The Herald reports:
Labour’s outspoken economic development spokesman Shane Jones has lashed out at “arrogant” foreign owners of New Zealand’s forests, saying their pursuit of the highest possible profits comes at the expense of local workers, communities and the wood processing industry.
Jones’ comments come as he and industry figures ring alarm bells that local processors are being priced out of the log market as skyrocketing Chinese demand drives prices higher.
So the global price of wood is increasing. I’m not sure this is a bad thing for a country that produces wood.
Jones seems to be saying that owners of NZ forests should refuse to take the highest price for their wood, and should sell locally for a cheaper price.
I wonder if this logic extends to all industries? Should all companies be told they are not allowed to accept a high foreign price for their products until they have sold all they can domestically?
“These foreign-owned companies rely on ratepayers to upgrade roads so they can move their logs to the ports, they rely on New Zealand’s social insurance when workers in the forests are killed.
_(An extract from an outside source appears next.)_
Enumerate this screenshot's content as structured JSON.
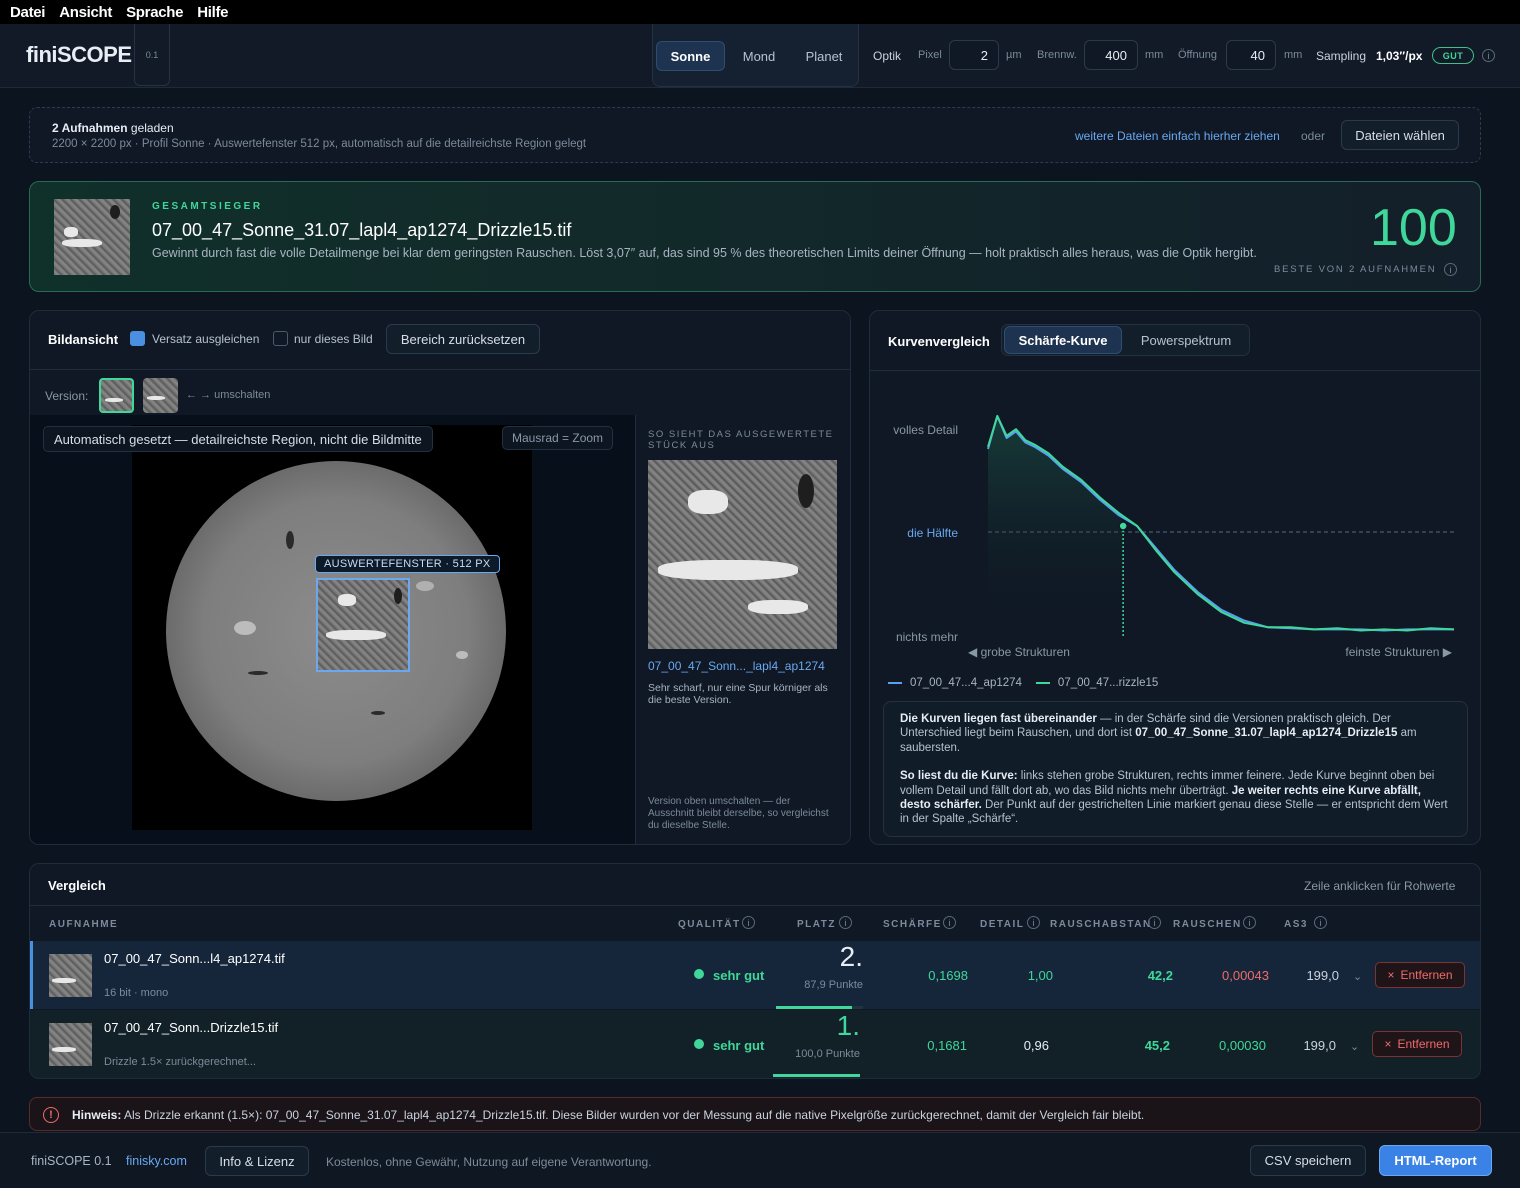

Neither of these statements are true. When logs are moved on roads, they pay for the costs of maintaining and upgrading roads through road user charges. They pay up to $368 per 1000 kms.
Forest companies also pay ACC. Their levy rate is $6.35 per $100 of wages. This is set to cover the costs of accidents and deaths in that industry.
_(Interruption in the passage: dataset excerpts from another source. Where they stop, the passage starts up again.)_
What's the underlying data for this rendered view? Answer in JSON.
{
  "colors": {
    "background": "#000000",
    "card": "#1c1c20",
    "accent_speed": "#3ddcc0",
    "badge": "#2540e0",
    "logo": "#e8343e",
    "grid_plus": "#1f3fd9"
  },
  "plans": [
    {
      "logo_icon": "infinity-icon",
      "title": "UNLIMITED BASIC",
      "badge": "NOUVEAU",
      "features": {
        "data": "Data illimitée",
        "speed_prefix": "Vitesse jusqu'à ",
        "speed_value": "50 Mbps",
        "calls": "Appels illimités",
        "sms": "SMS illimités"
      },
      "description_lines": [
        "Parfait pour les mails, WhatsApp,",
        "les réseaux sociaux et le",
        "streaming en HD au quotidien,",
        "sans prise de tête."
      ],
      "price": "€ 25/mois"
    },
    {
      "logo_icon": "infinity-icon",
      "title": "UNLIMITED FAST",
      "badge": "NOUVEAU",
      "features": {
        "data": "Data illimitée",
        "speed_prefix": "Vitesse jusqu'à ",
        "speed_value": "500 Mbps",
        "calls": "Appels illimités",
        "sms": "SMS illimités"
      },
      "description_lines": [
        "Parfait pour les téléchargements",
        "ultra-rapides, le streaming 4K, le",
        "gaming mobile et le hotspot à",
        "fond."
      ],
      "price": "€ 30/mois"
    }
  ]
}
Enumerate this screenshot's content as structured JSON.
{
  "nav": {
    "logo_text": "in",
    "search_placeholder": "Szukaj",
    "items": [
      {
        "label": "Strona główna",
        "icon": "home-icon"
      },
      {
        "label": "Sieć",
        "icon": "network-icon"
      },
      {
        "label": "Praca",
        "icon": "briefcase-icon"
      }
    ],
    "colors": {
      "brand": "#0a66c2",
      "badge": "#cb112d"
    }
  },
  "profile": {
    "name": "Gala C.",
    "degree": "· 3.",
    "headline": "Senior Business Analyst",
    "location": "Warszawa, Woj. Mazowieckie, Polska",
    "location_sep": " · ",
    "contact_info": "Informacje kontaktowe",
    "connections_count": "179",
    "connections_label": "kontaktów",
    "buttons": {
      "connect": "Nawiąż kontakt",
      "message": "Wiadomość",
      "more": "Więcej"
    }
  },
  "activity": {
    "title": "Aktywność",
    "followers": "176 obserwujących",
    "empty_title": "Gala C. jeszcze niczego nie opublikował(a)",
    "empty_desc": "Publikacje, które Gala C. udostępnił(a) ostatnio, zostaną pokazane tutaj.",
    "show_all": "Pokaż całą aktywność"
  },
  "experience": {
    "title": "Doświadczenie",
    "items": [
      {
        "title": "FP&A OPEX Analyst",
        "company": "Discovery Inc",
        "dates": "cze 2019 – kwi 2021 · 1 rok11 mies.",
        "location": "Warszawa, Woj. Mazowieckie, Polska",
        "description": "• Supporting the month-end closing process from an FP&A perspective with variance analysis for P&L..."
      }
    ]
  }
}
“The foreign owners’ agenda has eclipsed the rights and interests of the New Zealand taxpayer and workforce, this is not a sustainable forest policy.”
Jones is good about complaining, but does he have a solution? Is he saying Labour will pass a law to ban companies from selling goods overseas if they can be sold cheaper in New Zealand?
Hancock did not return the Herald’s calls but Forest Owners Association president Paul Nicholls said owners were looking for the best return on their investment.
“Most forest owners sell somewhere between half and two thirds of their product to domestic mills but there’s always competition for those logs from overseas buyers, so it does come down to a matter of economics, which markets the domestic mills are selling into and what they can afford to pay for logs.”
The global price of wood is high and rising. I don’t see you can do much about that.